In the morning, the market had to deal with that pesky consumer who wasn't shopping at JC Penney. The company reported lower earnings due to slowing sales in the past couple of months. This news was a blow to those who thought Penneys would be a bright spot in holiday shopping due to their product line. With this news, the market had to almost concede that the consumer might not be in such good shape after all.
The market had more bad news to face on Thursday afternoon after Wells Fargo announced that the housing gloom is the worst since the Great Depression. As we were reading the article, we thought they were going to say "since 1991" like we hear all the time but to hear them say Great Depression was a shock. It means they are very pessimistic about the current state of the housing.
The other troublesome item came from GE. We had seen this last night but couldn't find a free link to it for you to read but the coverage expanded to Bloomberg on Thursday. We thought this news deserves some attention due to the blunt nature of their announcement. Of course, the article does a good job explaining the situation and you should take a moment to fully understand the implications to you and your money market fund but...

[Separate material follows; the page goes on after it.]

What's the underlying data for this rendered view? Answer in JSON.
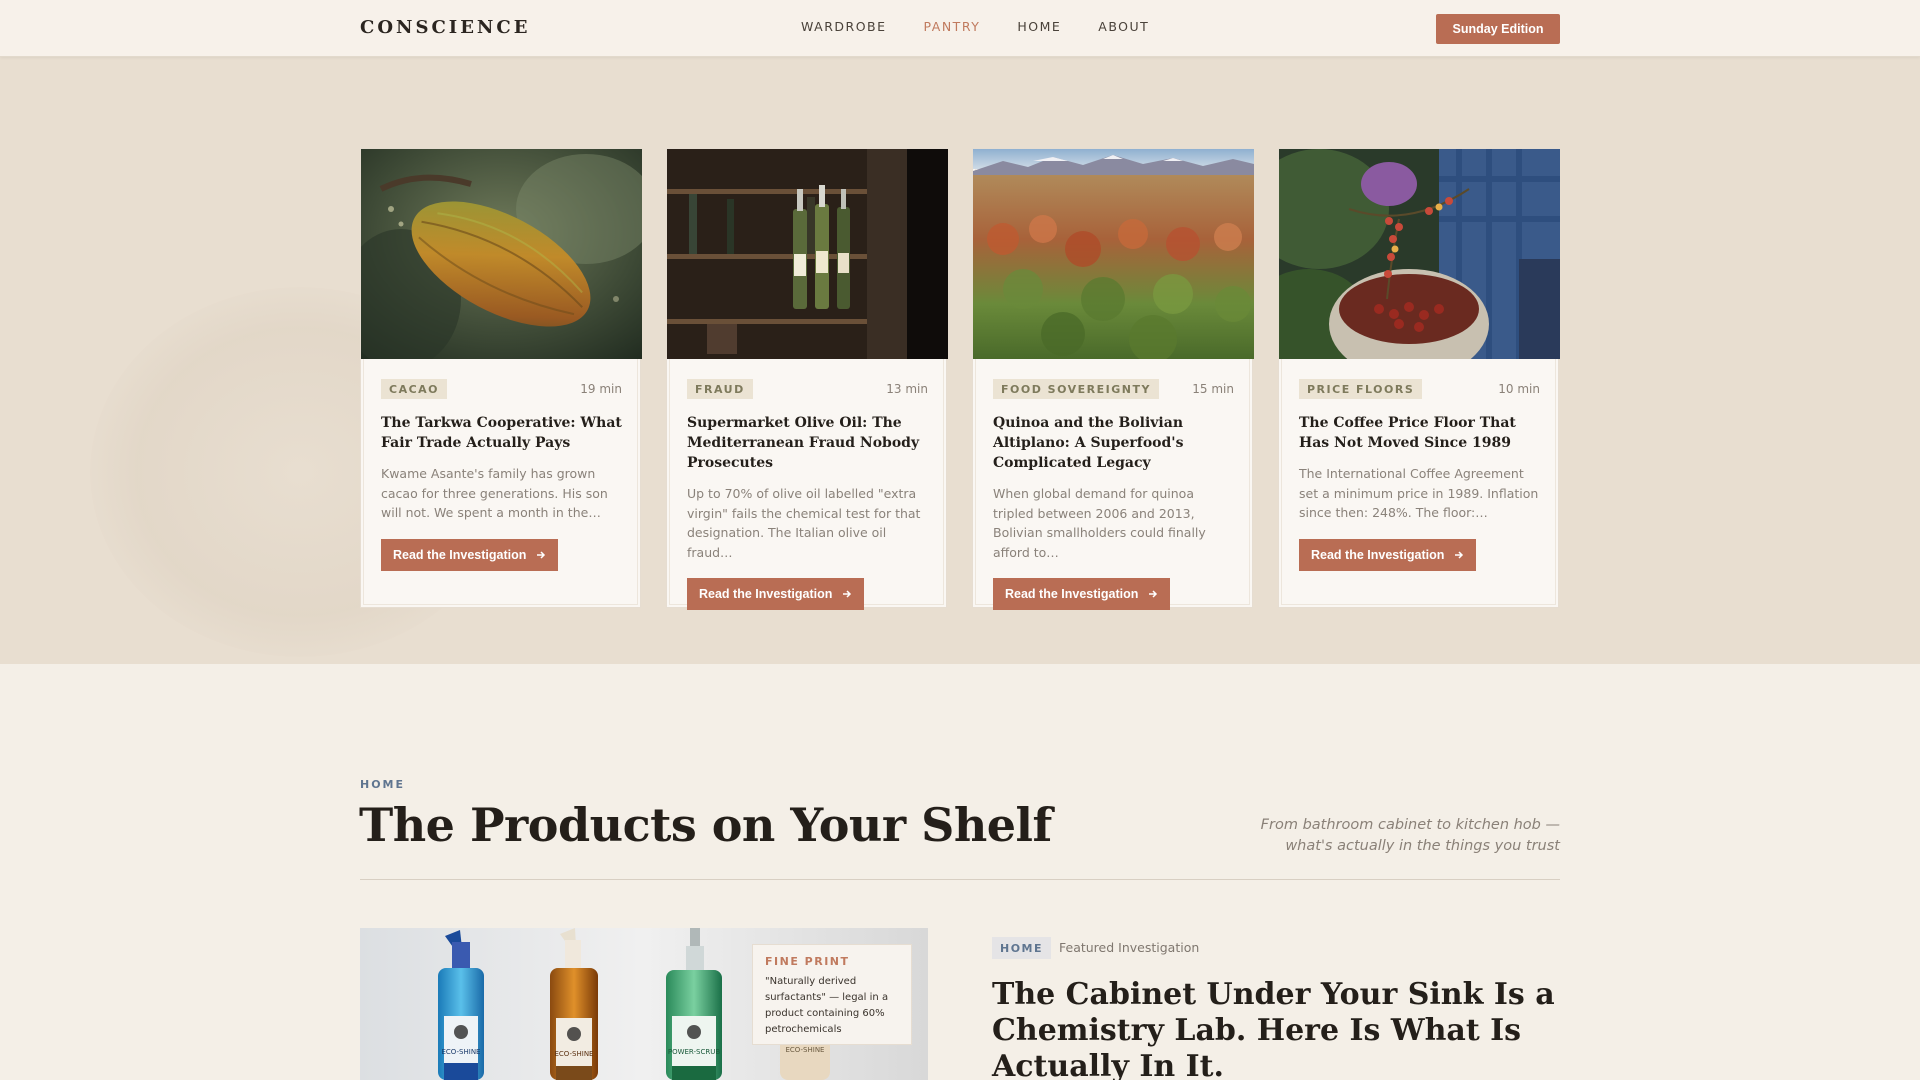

GE has invested some of its short term assets in vehicles that have been going down in value such as mortgage backed securities, notably subprime in nature. GE sent a notice to "depositors" saying they would be offering to buy them out at 96 cents on the dollar. If you have a money market fund, you probably know that the Net Asset Value (NAV) is usually $1 and as interest is credited you just get more shares but the $1 stays the same. Well, not in this case apparently. This time GE is going to "break the buck".
To be fair, this is not a Money Market fund but an Enhanced Cash fund which does have a bit more risk to it than the money market fund. That's because it is trying to "enhance" the return on the fund by investing in more aggressive assets. This time, those assets went down in value and did Not enhance the return at all.
This news did push the Treasury market up due to a flight to quality at the longer end of the curve. With the short end trading down over the past several sessions, the drumbeat is getting louder that the Fed will cut rates again at its next meeting. Since we don't think the Fed would dare stand up against the market, it would seem the Fed is free to lower rates once again.